February 23, 2005
Former Cartoonist Accuses Churchill of Once Having Curtailed His Free Speech

In one of the odder jump-in-and-add-ons to an ongoing political hot-button issue, Grant Crowell, a one-time campus cartoonist, has charged the controversial professor
Ward Churchill of not supporting his right to free expression while he was a student at the University of Hawaii-Manoa in 1994. The charge surfaced as part of heated debate about Churchill being invited back to Hawaii to speak.
According to this article in the Rocky Mountain News, Churchill, visiting for a speech back then, joined a chorus of educators and students decrying a Crowell cartoon as racist, putting pressure on editors and administrators to punish Crowell in some way.

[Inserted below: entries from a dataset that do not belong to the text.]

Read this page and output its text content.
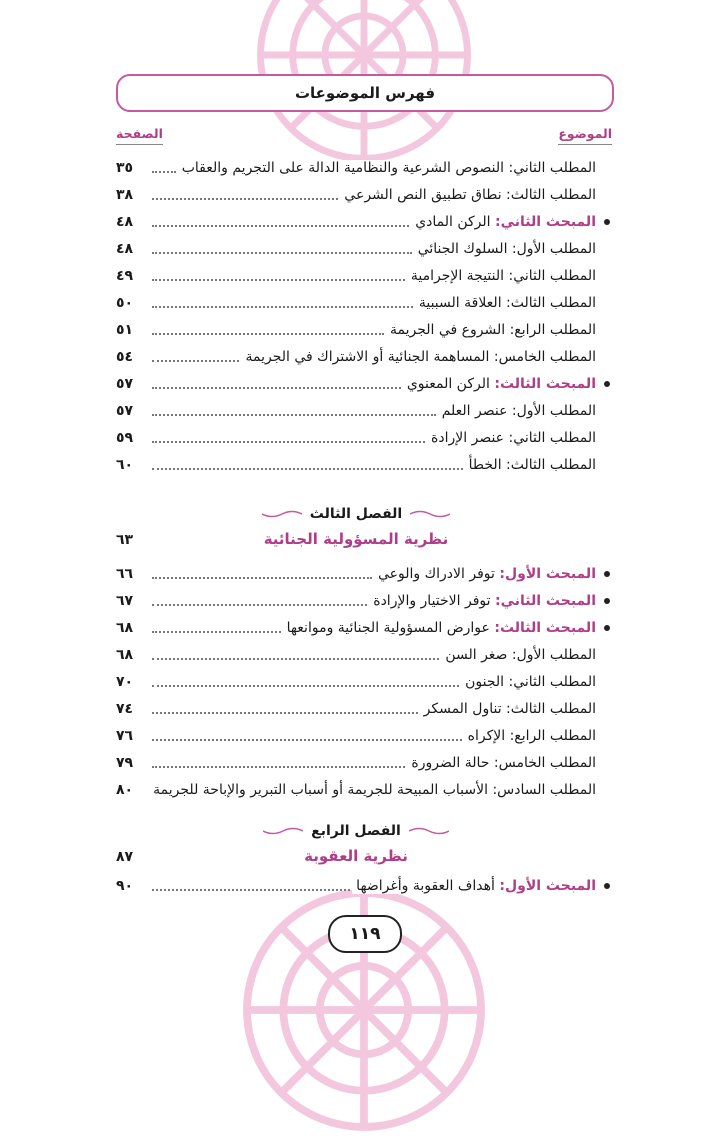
فهرس الموضوعات
الموضوع
الصفحة
المطلب الثاني: النصوص الشرعية والنظامية الدالة على التجريم والعقاب
٣٥
المطلب الثالث: نطاق تطبيق النص الشرعي
٣٨
المبحث الثاني: الركن المادي
٤٨
المطلب الأول: السلوك الجنائي
٤٨
المطلب الثاني: النتيجة الإجرامية
٤٩
المطلب الثالث: العلاقة السببية
٥٠
المطلب الرابع: الشروع في الجريمة
٥١
المطلب الخامس: المساهمة الجنائية أو الاشتراك في الجريمة
٥٤
المبحث الثالث: الركن المعنوي
٥٧
المطلب الأول: عنصر العلم
٥٧
المطلب الثاني: عنصر الإرادة
٥٩
المطلب الثالث: الخطأ
٦٠
الفصل الثالث
نظرية المسؤولية الجنائية
٦٣
المبحث الأول: توفر الادراك والوعي
٦٦
المبحث الثاني: توفر الاختيار والإرادة
٦٧
المبحث الثالث: عوارض المسؤولية الجنائية وموانعها
٦٨
المطلب الأول: صغر السن
٦٨
المطلب الثاني: الجنون
٧٠
المطلب الثالث: تناول المسكر
٧٤
المطلب الرابع: الإكراه
٧٦
المطلب الخامس: حالة الضرورة
٧٩
المطلب السادس: الأسباب المبيحة للجريمة أو أسباب التبرير والإباحة للجريمة
٨٠
الفصل الرابع
نظرية العقوبة
٨٧
المبحث الأول: أهداف العقوبة وأغراضها
٩٠
١١٩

Leaving aside the continent's worth of emotional issues regarding Churchill, what's interesting to me is that Crowell claims Churchill compared him to Phillippe Rupprecht, a cartoonist who did anti-Semitic drawings for the loathesome Nazi paper
Der Sturmer, of which you can
see a few here, and asserted that Crowell's fate and Rupprecht's may be similar, meaning, Crowell assumed,
death by hanging.
The
Rocky Mountain News points out it was
Julius Streicher and not Rupprecht who was hanged after the war tribunal, but still, it's hard to imagine speech more strident than what Crowell accuses Churchill of using (
even though roughly the same accusation has popped up elsewhere), and it's doubly hard to imagine any cartoonist simply more obscure than Rupprecht popping up in the news at all. I mean, what's next, a major newspaper profile of Hak Vogrin?